PCI bus 5 couples the various peripherals 15, as well as an interrupt controller 19 to bridge 16. Bridge 16 is also coupled by bus 5 to network adapter 20, which includes circuits and implements methodologies in accordance with embodiments of the present invention. Interrupt controller 19 provides interrupt signals INT to processor group 10A and interrupts one of cores 12A or 12B within processor group 10A in response to an interrupt request signal IRQ provided by network adapter 20.
Within system local memory 18A and or 18B, a virtual machine monitor program, or “hypervisor” provides support for execution of multiple virtual machines (VMs) or “partitions” that each provide an execution environment for an operating system and a number of “guest” programs (applications and services executed by an operating system and running in the associated VM). However, the techniques of the present invention are equally applicable to single partition systems including uniprocessor systems and the illustrated system is provided only as an example of the technology to which the present invention may be applied. The hypervisor or other operating system, or alternatively a device driver providing a software interface to network adapter 20, includes program code that transfers a measure of processor load information to network adapter 20 so that network adapter 20 can then adjust its interrupt frequency.
The present invention concerns the operation of network adapter 20 and in particular a mechanism for managing a frequency of interrupts issued by network adapter 20 to processor group 10A. Network adapter 20 may be an Ethernet adapter, an ATM interface or other network interface. In general, the present invention applies to any peripheral adapter that coalesces interrupts and therefore the illustration with respect to network adapter 20 should not be construed as limiting the invention to network packet processing. Therefore, the term “packet” as used herein should be understood to apply to a single unit of data with respect to the peripheral device in which the invention is embodied and terms such as “block” or “sector” for other types of peripheral device adapters such as storage adapters should be understood to be encompassed by the term “packet”. Also, the term “frequency” as applied to the interrupt control of the present invention should not be construed as meaning absolute frequency of a fixed period, but rather a relative and average frequency at which interrupts occur, as may be triggered at asynchronous, synchronous or quasi-synchronous intervals by network adapter 20.
Referring now to FIG. 2, details of network adapter 20 and the configuration thereof are illustrated.
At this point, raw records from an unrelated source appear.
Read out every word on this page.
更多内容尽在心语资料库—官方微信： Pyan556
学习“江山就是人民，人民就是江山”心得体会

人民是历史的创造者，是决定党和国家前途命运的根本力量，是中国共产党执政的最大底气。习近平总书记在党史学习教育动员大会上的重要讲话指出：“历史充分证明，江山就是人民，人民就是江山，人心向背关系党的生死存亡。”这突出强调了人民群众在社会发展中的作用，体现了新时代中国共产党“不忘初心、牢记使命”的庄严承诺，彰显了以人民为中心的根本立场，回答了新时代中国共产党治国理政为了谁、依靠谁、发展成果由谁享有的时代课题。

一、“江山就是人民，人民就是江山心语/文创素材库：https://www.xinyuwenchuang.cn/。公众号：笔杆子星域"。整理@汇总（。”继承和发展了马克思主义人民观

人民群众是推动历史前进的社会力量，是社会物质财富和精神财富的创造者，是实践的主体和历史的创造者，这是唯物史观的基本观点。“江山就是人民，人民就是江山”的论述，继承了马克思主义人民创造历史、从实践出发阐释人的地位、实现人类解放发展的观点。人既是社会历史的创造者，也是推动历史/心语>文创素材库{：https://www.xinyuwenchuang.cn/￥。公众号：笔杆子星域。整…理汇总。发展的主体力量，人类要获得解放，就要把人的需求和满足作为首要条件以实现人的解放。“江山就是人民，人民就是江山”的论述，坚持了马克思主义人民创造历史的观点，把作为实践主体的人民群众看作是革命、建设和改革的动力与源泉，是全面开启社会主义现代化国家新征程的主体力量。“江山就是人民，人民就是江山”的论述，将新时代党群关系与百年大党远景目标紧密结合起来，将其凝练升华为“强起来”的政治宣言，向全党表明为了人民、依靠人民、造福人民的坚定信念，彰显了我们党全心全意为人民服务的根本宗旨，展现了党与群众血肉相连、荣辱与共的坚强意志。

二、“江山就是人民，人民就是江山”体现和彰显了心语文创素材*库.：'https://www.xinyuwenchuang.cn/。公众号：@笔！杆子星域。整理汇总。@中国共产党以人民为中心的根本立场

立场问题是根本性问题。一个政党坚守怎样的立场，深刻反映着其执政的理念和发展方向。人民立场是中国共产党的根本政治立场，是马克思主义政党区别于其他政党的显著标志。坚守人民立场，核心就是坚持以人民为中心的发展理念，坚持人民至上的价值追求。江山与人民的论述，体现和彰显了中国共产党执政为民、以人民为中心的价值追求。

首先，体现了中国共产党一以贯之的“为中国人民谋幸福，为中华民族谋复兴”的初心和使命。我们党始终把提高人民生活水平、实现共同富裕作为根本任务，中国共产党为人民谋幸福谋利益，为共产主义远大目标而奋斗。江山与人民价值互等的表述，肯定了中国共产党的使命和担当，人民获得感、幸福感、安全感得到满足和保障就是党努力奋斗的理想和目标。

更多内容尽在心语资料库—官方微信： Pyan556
Network adapter 20 includes a network interface circuit 21 that connects to the network connection and a bus interface circuit 22 that couples the network interface circuit 21 to external PCI bus 5. Network adapter provides an interrupt request signal IRQ to interrupt controller 19 and manages the frequency of the IRQ assertions in accordance with an embodiment of the present invention.
Within network interface circuit 21 a set of data queues 24 is managed by a controller 27 which may be a microprocessor or microcontroller or dedicated logic circuit that handles the transfer of data into and out of data queues 24 to bus interface circuit 22 and further provides an interrupt generator 23 with a signal indicating when to interrupt external processor group 10A. The present invention includes further input to interrupt generator 23 from load registers 29 so that the frequency of IRQ assertions can be tailored to the current processor load. When processor group 10A is busy processing network requests, the transmit data queue within data queues 24 will tend to starve, while the receive data queue will tend to fill up. It is under this condition that traditional interrupt coalescing methods can cause a downward spiral in performance, as the frequency of interrupts to the processor handling the network packets will be increased in order to attempt to keep up with the demand.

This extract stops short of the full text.